Unfortunately, he had only eight points and they weren’t particularly long. The weather was perfect, I had two more days to hunt, and I had my heart set on a deer with 10 points or more. I lost that 8-pointer when he followed his girlfriend into a clump of thick brush. Passing up the shot was a decision I’ve regretted many times since.

I saw a ballet once in Dallas. Dressed up in coat and tie, I watched athletic men and women pirouette across a stage. They were dancing The Nutcracker, which, I understand, does not classify as a fancy ballet. I’m glad I went but I’m not likely to see another ballet unless someone I know is dancing. I never lost anything at the ballet.

I lost something on the Lohn Valley Ranch near Brady one crisp November morning while texas hunting. Not long after the sun spilled color across the green stubble of winter wheatfield, I saw the deer step out of a mesquite thicket on the far side of the field.

He had the deep body and bulky neck of a mature whitetail buck. At 250 yards, my 8-power binoculars confirmed what I already suspected. The buck carried a great rack with 10 long points accented by three kickers. Alas, I’d shot another good buck two days earlier and was hunting does this morning. For the next 20 minutes, I watched this deer as he fed on the wheat and interacted with several other whitetail bucks and does in the field. He had a small puncture wound on the left side of his neck, an obvious momento of a recent dominance battle.

The deer wasn’t really doing anything other than going about the business of being a dominant buck on a glorious November morning. Because I had no intention of shooting him, I could fully appreciate the graceful subtleties of his movements. On the wheatfield stage, he unwittingly danced for 20 minutes, the performance better than any ballet I can imagine.
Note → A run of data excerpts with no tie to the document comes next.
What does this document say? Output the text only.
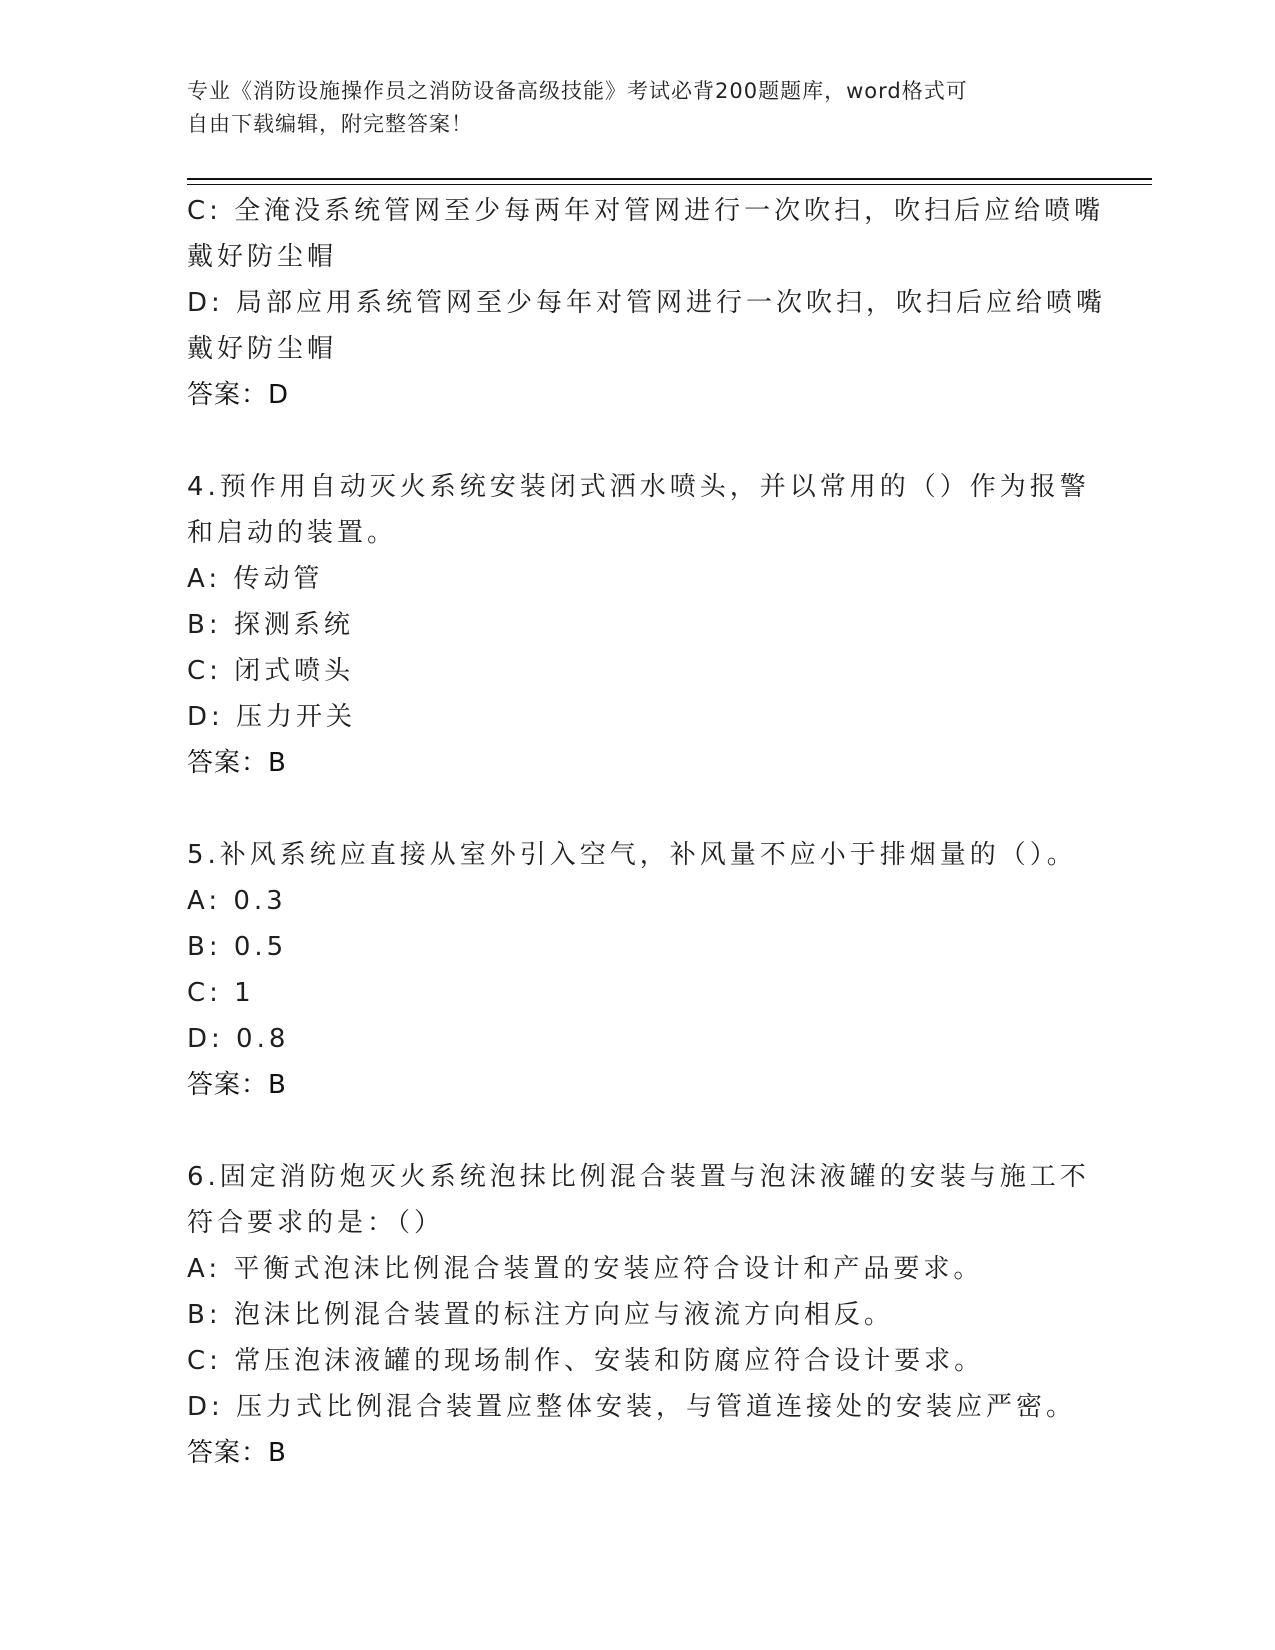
专业《消防设施操作员之消防设备高级技能》考试必背200题题库，word格式可
自由下载编辑，附完整答案！
C: 全淹没系统管网至少每两年对管网进行一次吹扫，吹扫后应给喷嘴
戴好防尘帽
D: 局部应用系统管网至少每年对管网进行一次吹扫，吹扫后应给喷嘴
戴好防尘帽
答案：D
4.预作用自动灭火系统安装闭式洒水喷头，并以常用的（）作为报警
和启动的装置。
A: 传动管
B: 探测系统
C: 闭式喷头
D: 压力开关
答案：B
5.补风系统应直接从室外引入空气，补风量不应小于排烟量的（）。
A: 0.3
B: 0.5
C: 1
D: 0.8
答案：B
6.固定消防炮灭火系统泡抹比例混合装置与泡沫液罐的安装与施工不
符合要求的是：（）
A: 平衡式泡沫比例混合装置的安装应符合设计和产品要求。
B: 泡沫比例混合装置的标注方向应与液流方向相反。
C: 常压泡沫液罐的现场制作、安装和防腐应符合设计要求。
D: 压力式比例混合装置应整体安装，与管道连接处的安装应严密。
答案：B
Then he disappeared with nary a curtain call.

Occasionally, some friends of mine will jet off to Mexico where they lie in the sun on sandy beaches, drink exotic liquids served in glasses festooned with toy umbrellas, and barter with roving vendors over the price of useless trinkets. I’ve visiting a few Mexican resort cities but I never lost anything there.

I did lose something in deep South Texas, once while texas hunting. It was a misty January morning. David Davis and I were huddled in an open tower blind, trying to protect binoculars and scopes from the moisture when a major buck strolled out and began feeding beside a handful of does and smaller bucks.

In retrospect, I should have grabbed my rifle and shot the deer the instant he appeared, but David and I were both playing it cool. We studied the buck first through binoculars, then through the powerful spotting scope. His beams swooped as they headed toward their forward curve even with the buck’s nose. Even the broken tine did little to detract from the reality that we were glassing a great whitetail. Three kicker points added character to a rack that didn’t really need much help. We smiled at each other and whispered excitedly about how good this buck looked. As the deer moved farther away, I finally laid my rifle across the blind and tracked him with the scope, passing up two marginal shots, waiting for the perfect broadside, standing chance I was confident would present itself. The scope 8-power tunnel vision kept me from realizing that the deer was about to exit the clearing. Finally, he did just that and we never saw him again.

Through nobody’s fault but mine, I lost that wonderful buck in the brushy motte of southern Texas, a texas hunting experience I will never forget. Over the years, I’ve lost a dozen such deer in similar places while texas hunting. Most of the time, I made a conscious decision not to shoot. Or maybe it was a subconscious decision to lose the buck. That way, there’s always an excuse to return.